As I gaze around the stands,
All I can think about is one wonderful man.
A man that if he had his way,
Would be sitting in those stands today.
The times we shared were precious but few,
And his tragic death was hard to get through.
I wish I could see the expression on his face,
As they hand me my diploma with style and grace.
I know that he is proud and full of love,
Even though he has to look from above.
His description is hard because its been so long,
Now ten years have past and Ive learned to move on.
I can remember him as short and stock with a bearded face,
Oh, how I can still feel his warm embrace.
His hard work showed through his callused hands,
And I knew better than to disobey his commands.
Hunting and fishing were his favorite sports,
Big game, small game and fish of all sorts.
My Dads name was Lamar but his friends called him Marty,
And for an older man he sure knew how to party.
And that is how is life was taken,
For his driving judgments he had mistaken.
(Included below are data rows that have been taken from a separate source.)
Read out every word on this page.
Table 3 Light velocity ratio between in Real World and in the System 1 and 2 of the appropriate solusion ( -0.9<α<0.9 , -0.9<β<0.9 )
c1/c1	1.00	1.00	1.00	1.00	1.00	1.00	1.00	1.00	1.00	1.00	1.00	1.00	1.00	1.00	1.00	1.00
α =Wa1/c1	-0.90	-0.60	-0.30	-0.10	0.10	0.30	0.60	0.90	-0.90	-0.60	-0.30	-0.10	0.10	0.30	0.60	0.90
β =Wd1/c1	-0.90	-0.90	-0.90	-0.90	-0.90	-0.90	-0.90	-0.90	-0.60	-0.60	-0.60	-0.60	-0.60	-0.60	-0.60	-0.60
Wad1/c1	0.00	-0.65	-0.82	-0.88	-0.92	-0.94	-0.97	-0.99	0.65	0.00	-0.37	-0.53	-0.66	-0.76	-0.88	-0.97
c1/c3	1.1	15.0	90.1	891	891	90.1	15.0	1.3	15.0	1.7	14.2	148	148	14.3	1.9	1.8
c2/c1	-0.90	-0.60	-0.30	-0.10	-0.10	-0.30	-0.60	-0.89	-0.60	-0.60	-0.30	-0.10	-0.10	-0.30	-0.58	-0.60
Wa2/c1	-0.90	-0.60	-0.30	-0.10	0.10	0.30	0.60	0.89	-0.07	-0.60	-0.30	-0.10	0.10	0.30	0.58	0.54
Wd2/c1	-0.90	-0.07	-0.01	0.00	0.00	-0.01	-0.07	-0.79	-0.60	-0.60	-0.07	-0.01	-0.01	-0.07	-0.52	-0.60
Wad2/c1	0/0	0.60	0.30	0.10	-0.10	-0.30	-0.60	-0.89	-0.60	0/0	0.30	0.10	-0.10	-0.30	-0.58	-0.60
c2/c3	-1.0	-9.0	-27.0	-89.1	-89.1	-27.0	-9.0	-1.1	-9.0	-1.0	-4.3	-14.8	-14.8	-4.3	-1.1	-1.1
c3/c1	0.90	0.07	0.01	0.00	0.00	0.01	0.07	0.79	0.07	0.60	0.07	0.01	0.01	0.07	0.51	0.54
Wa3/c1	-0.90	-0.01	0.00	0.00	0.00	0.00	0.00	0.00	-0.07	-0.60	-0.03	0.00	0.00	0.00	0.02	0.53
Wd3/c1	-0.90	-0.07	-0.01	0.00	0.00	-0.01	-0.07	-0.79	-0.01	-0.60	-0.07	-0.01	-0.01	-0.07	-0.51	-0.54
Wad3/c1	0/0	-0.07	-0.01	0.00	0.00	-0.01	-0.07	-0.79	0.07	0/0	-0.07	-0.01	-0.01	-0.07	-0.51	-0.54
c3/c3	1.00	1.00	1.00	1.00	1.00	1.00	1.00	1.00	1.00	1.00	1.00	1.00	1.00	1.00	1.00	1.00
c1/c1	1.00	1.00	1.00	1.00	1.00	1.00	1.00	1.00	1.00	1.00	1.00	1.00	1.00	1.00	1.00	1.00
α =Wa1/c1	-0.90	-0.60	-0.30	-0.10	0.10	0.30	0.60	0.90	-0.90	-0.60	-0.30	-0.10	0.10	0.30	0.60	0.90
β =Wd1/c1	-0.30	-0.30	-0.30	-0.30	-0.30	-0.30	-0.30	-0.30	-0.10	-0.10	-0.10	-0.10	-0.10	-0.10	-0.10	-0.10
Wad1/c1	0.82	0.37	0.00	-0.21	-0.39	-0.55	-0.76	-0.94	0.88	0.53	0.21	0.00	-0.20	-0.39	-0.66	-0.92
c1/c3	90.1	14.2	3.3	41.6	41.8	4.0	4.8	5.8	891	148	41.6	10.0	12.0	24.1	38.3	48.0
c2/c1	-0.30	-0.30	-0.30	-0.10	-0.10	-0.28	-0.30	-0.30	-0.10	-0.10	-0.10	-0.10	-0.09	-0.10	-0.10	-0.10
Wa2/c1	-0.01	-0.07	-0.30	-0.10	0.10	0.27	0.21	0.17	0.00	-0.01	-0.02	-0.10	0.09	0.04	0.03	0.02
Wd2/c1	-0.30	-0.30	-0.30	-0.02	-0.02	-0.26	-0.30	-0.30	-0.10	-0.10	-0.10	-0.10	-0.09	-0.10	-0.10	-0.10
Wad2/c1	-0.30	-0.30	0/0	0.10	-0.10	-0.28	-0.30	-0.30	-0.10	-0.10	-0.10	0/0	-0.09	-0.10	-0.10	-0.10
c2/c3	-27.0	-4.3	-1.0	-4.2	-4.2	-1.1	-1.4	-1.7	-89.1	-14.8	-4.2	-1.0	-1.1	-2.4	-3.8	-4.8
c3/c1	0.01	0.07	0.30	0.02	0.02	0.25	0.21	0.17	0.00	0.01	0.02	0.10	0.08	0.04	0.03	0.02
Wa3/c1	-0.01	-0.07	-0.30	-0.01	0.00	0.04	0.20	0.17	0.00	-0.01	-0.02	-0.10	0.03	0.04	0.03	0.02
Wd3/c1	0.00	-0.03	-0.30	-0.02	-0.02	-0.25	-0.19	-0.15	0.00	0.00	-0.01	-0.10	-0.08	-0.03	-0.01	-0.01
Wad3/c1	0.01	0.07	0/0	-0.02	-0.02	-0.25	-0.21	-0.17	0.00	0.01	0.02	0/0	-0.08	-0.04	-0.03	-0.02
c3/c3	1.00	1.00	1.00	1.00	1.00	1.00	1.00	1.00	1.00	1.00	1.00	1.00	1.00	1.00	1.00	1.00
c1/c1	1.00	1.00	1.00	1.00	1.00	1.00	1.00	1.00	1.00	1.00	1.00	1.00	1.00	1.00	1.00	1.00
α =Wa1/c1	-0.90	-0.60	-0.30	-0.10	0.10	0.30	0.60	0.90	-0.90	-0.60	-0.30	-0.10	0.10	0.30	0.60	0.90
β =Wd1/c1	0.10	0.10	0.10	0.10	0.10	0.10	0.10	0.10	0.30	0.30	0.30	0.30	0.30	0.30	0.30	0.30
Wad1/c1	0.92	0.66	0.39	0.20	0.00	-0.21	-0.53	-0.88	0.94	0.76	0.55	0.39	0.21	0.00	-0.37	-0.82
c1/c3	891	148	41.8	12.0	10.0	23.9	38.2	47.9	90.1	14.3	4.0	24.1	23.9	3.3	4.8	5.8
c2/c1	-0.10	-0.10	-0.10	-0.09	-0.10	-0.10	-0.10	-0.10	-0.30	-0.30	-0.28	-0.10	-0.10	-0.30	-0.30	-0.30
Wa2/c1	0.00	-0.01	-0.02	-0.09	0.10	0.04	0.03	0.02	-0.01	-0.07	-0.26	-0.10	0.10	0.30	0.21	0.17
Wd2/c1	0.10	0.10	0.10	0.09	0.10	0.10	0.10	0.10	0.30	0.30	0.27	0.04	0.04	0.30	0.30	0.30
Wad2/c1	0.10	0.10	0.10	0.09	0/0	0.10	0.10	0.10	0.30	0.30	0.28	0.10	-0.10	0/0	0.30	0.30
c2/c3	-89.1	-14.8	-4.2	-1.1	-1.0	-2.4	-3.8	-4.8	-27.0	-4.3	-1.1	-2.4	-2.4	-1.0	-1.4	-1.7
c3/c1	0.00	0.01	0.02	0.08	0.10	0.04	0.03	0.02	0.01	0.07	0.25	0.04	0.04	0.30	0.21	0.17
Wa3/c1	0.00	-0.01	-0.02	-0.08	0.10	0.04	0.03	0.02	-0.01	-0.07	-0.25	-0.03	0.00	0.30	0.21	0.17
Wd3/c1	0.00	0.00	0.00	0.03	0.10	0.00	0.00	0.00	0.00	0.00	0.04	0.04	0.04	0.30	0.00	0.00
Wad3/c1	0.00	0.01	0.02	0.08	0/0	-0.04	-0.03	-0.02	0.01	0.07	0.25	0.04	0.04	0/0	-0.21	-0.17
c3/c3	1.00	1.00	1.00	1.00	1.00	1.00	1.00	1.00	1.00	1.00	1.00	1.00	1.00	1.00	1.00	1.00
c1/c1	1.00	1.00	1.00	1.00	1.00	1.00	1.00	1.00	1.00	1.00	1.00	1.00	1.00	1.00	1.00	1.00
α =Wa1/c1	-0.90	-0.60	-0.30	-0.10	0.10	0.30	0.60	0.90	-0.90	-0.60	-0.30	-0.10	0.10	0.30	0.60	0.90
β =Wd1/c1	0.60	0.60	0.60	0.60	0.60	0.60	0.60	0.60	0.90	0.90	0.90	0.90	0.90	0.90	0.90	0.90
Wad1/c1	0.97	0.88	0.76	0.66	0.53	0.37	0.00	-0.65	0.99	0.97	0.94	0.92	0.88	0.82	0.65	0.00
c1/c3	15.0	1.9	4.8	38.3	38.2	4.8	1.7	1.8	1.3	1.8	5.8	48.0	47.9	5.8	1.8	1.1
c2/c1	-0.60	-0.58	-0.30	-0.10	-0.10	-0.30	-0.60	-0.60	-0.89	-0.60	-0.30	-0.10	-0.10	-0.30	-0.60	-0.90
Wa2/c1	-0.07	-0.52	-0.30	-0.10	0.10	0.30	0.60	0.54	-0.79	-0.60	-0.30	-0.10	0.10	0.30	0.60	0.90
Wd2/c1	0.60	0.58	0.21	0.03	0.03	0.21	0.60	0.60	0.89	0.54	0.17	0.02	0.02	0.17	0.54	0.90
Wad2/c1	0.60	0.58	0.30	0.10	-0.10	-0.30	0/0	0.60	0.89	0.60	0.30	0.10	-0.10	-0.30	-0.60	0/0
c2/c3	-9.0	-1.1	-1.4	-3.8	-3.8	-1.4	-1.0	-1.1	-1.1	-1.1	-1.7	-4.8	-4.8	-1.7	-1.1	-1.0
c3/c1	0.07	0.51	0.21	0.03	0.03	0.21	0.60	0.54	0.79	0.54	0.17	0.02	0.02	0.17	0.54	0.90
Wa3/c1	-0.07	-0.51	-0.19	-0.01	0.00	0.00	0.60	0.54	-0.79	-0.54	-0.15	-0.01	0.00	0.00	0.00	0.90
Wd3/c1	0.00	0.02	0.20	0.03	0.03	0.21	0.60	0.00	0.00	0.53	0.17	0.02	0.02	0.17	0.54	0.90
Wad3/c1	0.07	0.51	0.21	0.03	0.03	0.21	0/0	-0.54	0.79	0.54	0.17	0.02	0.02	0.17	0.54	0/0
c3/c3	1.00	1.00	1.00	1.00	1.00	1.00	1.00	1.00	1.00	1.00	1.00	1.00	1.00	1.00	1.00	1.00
My life without him has now become clearer,
Because I see him in me every time I look in the mirror.
I love my Father from the top of his head to the tips of his toes,
And it kills me to think of how quickly his life came to a close.
Three days before Christmas was this tragic event,
That Christmas back in 89 just came and went.
My brother, of course, blamed himself for not being there,
While my Mom just sat and cried in his favorite chair.
I was only nine at the time of his death,
And only believed he needed some rest.
His life turned to memories in one second flat,
And drinking and driving was the cause of that.
After this day, you will have many things you will want to strive
And to do it the right way is to NOT DRINK AND DRIVE!
Written in Brandis senior year in high school, the above poem is about her father who was both the impaired driver and the only victim of the crash. Brandi says, It is very much real even though ten years ago it all seemed like a big nightmare, and even today I still cannot believe my Dad isnt here to guide me through life. I have graduated, gotten married, and built a house. And it kills me to think about him not being able to be here to share my happiness with me.